With only 45 days left on the epic Baby Fouts countdown clock (hopefully less) the reality of the "situation" is definitely setting in. Yesterday I got to see my baby's face. Granted, it's a yellow image, only half visible because it's smooshed inside my body... but it definitely gave me a better idea of what the little guy is going to look like.
According to the sono tech, he has hair. He weighs 5 pounds, 5 ounces (give or take a pound in either direction). His head is currently in the 98th percentile - measuring more like 36 weeks instead of 33 weeks. But overall he's in the 60th percentile, which may mean he is a week and a half to two weeks ahead of schedule still. However, when the doctor comes in and asks, "so are you trying to have a bigger than average baby?" - you can't help but worry about how he's going to get out! Most importantly though, he grew into his kidneys, which was the last of the concerns at the maternal fetal center. His heart and brain and all the other internal organs are functioning exactly how they're supposed to be - a big sigh of relief on our part. Now to address Chad's dream of me delivering puppies instead of a baby....
Of course I continue to have emotional breakdowns. I did really good for a few weeks, then yesterday happened. Seeing the baby's face kinda set me off and it got a little out of control from there. As in, I started crying because I left my flip flops at home and we had to turn the car around to get them. YIKES - lol. At least I can laugh at myself... right!?!

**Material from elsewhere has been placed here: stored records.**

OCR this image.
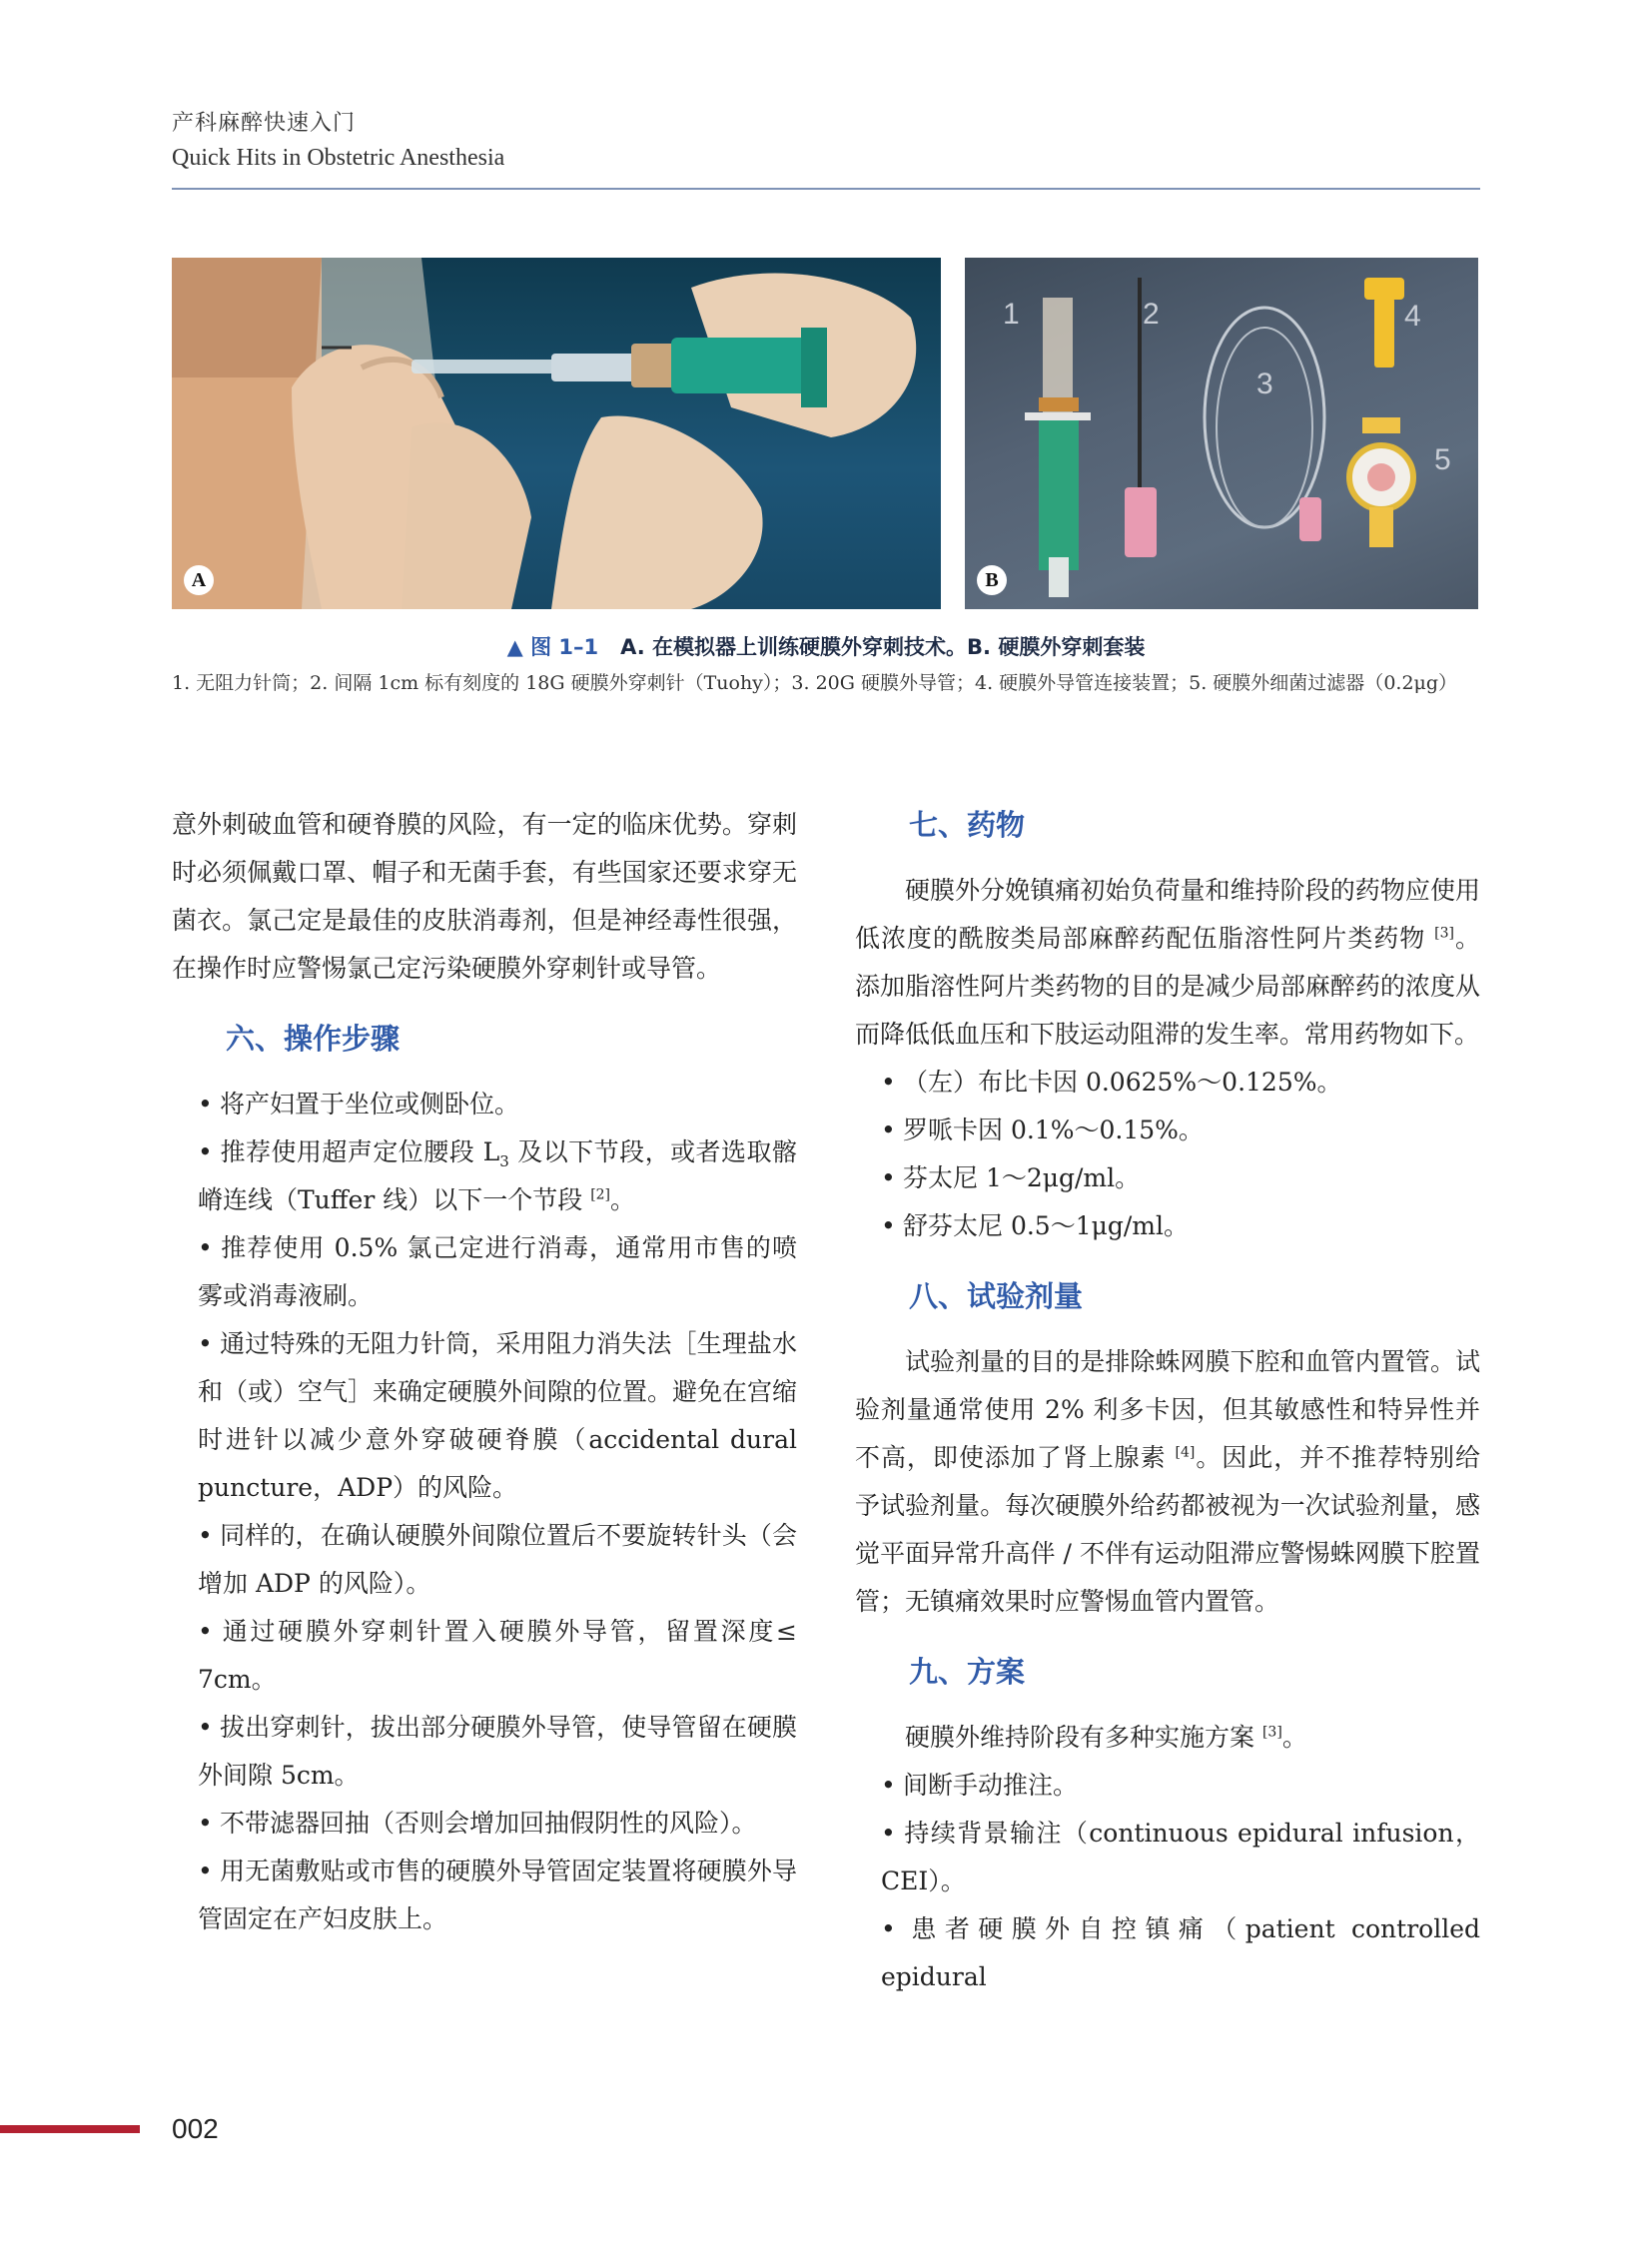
产科麻醉快速入门
Quick Hits in Obstetric Anesthesia
A
1	2
3
4
5
B
▲ 图 1–1 A. 在模拟器上训练硬膜外穿刺技术。B. 硬膜外穿刺套装
1. 无阻力针筒；2. 间隔 1cm 标有刻度的 18G 硬膜外穿刺针（Tuohy）；3. 20G 硬膜外导管；4. 硬膜外导管连接装置；5. 硬膜外细菌过滤器（0.2μg）

意外刺破血管和硬脊膜的风险，有一定的临床优势。穿刺时必须佩戴口罩、帽子和无菌手套，有些国家还要求穿无菌衣。氯己定是最佳的皮肤消毒剂，但是神经毒性很强，在操作时应警惕氯己定污染硬膜外穿刺针或导管。

六、操作步骤

• 将产妇置于坐位或侧卧位。

• 推荐使用超声定位腰段 $L_3$ 及以下节段，或者选取髂嵴连线（Tuffer 线）以下一个节段 [2]。

• 推荐使用 0.5% 氯己定进行消毒，通常用市售的喷雾或消毒液刷。

• 通过特殊的无阻力针筒，采用阻力消失法［生理盐水和（或）空气］来确定硬膜外间隙的位置。避免在宫缩时进针以减少意外穿破硬脊膜（accidental dural puncture，ADP）的风险。

• 同样的，在确认硬膜外间隙位置后不要旋转针头（会增加 ADP 的风险）。

• 通过硬膜外穿刺针置入硬膜外导管，留置深度≤ 7cm。

• 拔出穿刺针，拔出部分硬膜外导管，使导管留在硬膜外间隙 5cm。

• 不带滤器回抽（否则会增加回抽假阴性的风险）。

• 用无菌敷贴或市售的硬膜外导管固定装置将硬膜外导管固定在产妇皮肤上。

七、药物

硬膜外分娩镇痛初始负荷量和维持阶段的药物应使用低浓度的酰胺类局部麻醉药配伍脂溶性阿片类药物 [3]。添加脂溶性阿片类药物的目的是减少局部麻醉药的浓度从而降低低血压和下肢运动阻滞的发生率。常用药物如下。

• （左）布比卡因 0.0625%～0.125%。

• 罗哌卡因 0.1%～0.15%。

• 芬太尼 1～2μg/ml。

• 舒芬太尼 0.5～1μg/ml。

八、试验剂量

试验剂量的目的是排除蛛网膜下腔和血管内置管。试验剂量通常使用 2% 利多卡因，但其敏感性和特异性并不高，即使添加了肾上腺素 [4]。因此，并不推荐特别给予试验剂量。每次硬膜外给药都被视为一次试验剂量，感觉平面异常升高伴 / 不伴有运动阻滞应警惕蛛网膜下腔置管；无镇痛效果时应警惕血管内置管。

九、方案

硬膜外维持阶段有多种实施方案 [3]。

• 间断手动推注。

• 持续背景输注（continuous epidural infusion，CEI）。

• 患者硬膜外自控镇痛（patient controlled epidural

002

Either way, in another 6 weeks or so, I'm going to fall in love with someone I've just met... and I seriously can't wait. In the last 8 months I've experienced a WIDE range of emotions... excitement, fear, avoidance, disappointment, acceptance, sheer giddiness... seriously crazy hormones affecting all areas of my life. But now I'm looking forward to the not-so-distant future like never before. Bring on the sleep deprivation.

Good luck to you as you approach the finish line...or the next starting line depending how you look at it. Everett was at the 49% percentile when I was at the 28 week point...so naturally I thought I would be having an average sized baby or smaller since I was measuring only 39 weeks at my last dr. appointment before he was born. WRONG!! I know everyone always gives the advice to be flexible when going into labor but it really is true. Keep the most open mind you can and be willing to go with the flow. Also try to prepare yourself for all situations before your delivery day comes so if something happens you will be somewhat prepared for it (something I wish I had done). I wish you and Chad all the best!!